Categories: News

125 years of education in Freemans Bay

At the end of August Freemans Bay School – known as Napier Street School until 1978 – will celebrate its 125th jubilee, to which all past students and staff are welcome.

When Napier Street School opened in 1888, Freemans Bay was a very different place. Sandwiched between the central city and the far western suburb of Ponsonby (whose few residents at the time were, therefore, Auckland’s original Westies), Freemans Bay was already densely populated with Auckland’s working class.

Many of the school’s students came from the cheek-by-jowl cottages in the area bounded by Nelson St, Wellesley St, Union St and Wellington St. Most of those dwellings are long gone, demolished by the Auckland City Council’s “urban reclamation” programme in the 1950s and 60s, and the few that remained were removed for the motorway in the mid-1970s.

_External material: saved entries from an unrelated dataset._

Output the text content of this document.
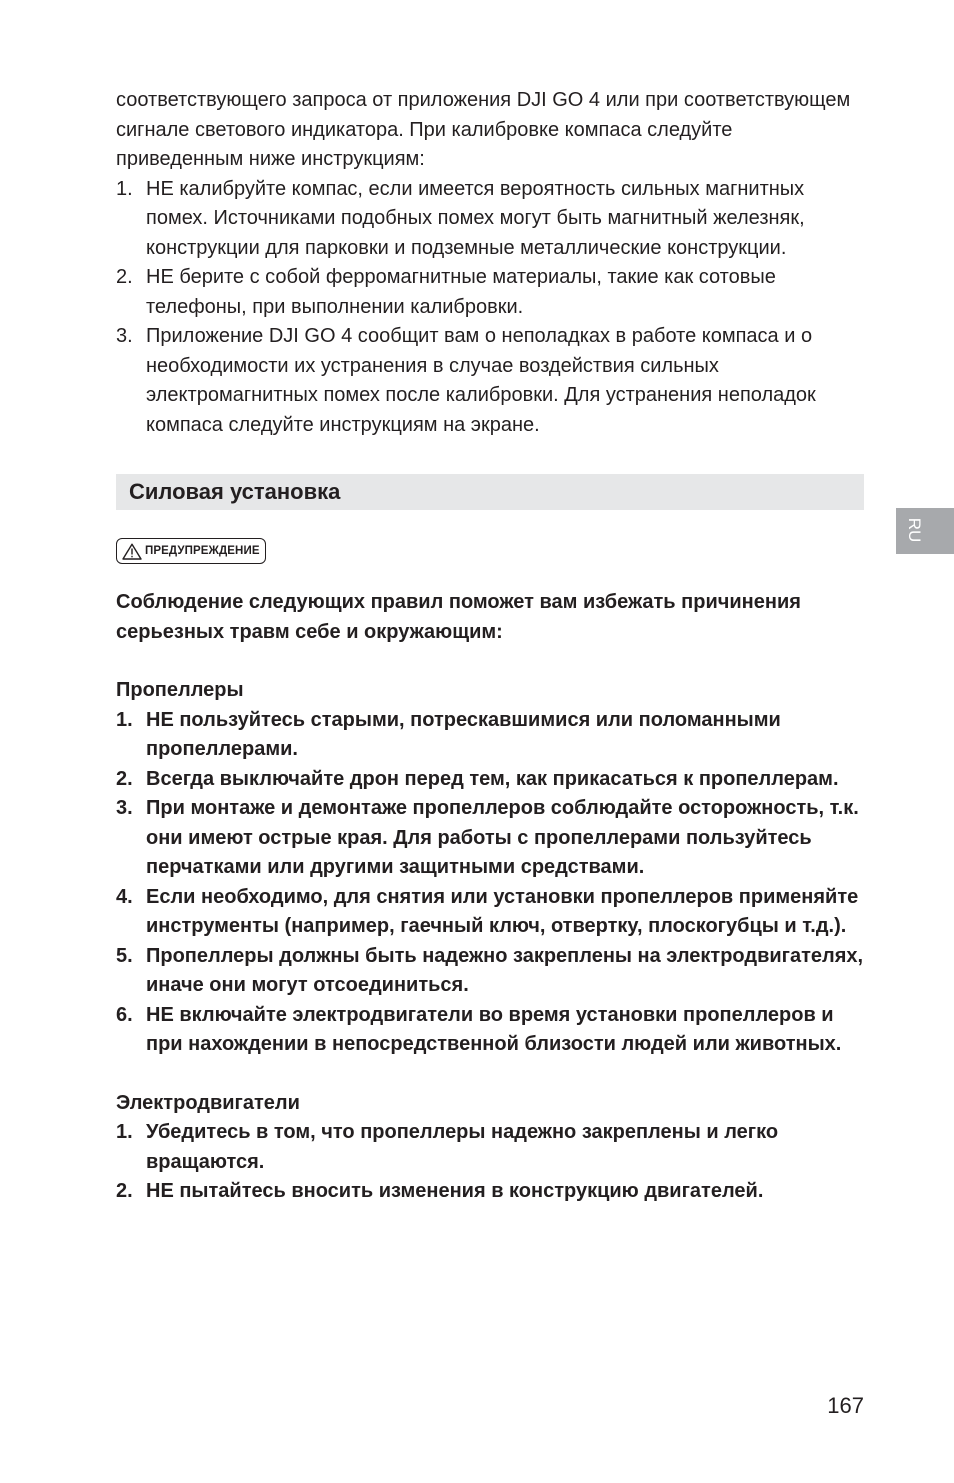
соответствующего запроса от приложения DJI GO 4 или при соответствующем сигнале светового индикатора. При калибровке компаса следуйте приведенным ниже инструкциям:

1. НЕ калибруйте компас, если имеется вероятность сильных магнитных помех. Источниками подобных помех могут быть магнитный железняк, конструкции для парковки и подземные металлические конструкции.
2. НЕ берите с собой ферромагнитные материалы, такие как сотовые телефоны, при выполнении калибровки.
3. Приложение DJI GO 4 сообщит вам о неполадках в работе компаса и о необходимости их устранения в случае воздействия сильных электромагнитных помех после калибровки. Для устранения неполадок компаса следуйте инструкциям на экране.
Силовая установка
ПРЕДУПРЕЖДЕНИЕ
Соблюдение следующих правил поможет вам избежать причинения серьезных травм себе и окружающим:
Пропеллеры
1. НЕ пользуйтесь старыми, потрескавшимися или поломанными пропеллерами.
2. Всегда выключайте дрон перед тем, как прикасаться к пропеллерам.
3. При монтаже и демонтаже пропеллеров соблюдайте осторожность, т.к. они имеют острые края. Для работы с пропеллерами пользуйтесь перчатками или другими защитными средствами.
4. Если необходимо, для снятия или установки пропеллеров применяйте инструменты (например, гаечный ключ, отвертку, плоскогубцы и т.д.).
5. Пропеллеры должны быть надежно закреплены на электродвигателях, иначе они могут отсоединиться.
6. НЕ включайте электродвигатели во время установки пропеллеров и при нахождении в непосредственной близости людей или животных.
Электродвигатели
1. Убедитесь в том, что пропеллеры надежно закреплены и легко вращаются.
2. НЕ пытайтесь вносить изменения в конструкцию двигателей.
RU
167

In the 125 years of the school’s existence its student population has reflected huge demographic change. In the late 1940s Maori all over the country began to move into the cities, and in Auckland many of them settled in Freemans Bay. In the late 1950s the migration of Pacific people into Auckland began, and increased significantly in the 1960s and 70s. Again, many settled in Freemans Bay and their children attended Napier St School, often arriving without a word of English.

In the 1970s the worldwide trend towards inner-city gentrification began, gathering pace in the 80s and 90s until these days Freemans Bay is one of the most expensive parts of Auckland – a fact which would have astonished parents at the school only a couple of generations ago.

Immigration rule changes in the 1990s have added another layer to the story, prompting people from countries the world over to move to New Zealand, most of them to Auckland, where many of them live – at least initially – in the new multi-storey apartment buildings in the CBD.

The result is that Freemans Bay School enjoys one of the most diverse student populations of any school in the country, which is celebrated as a real strength.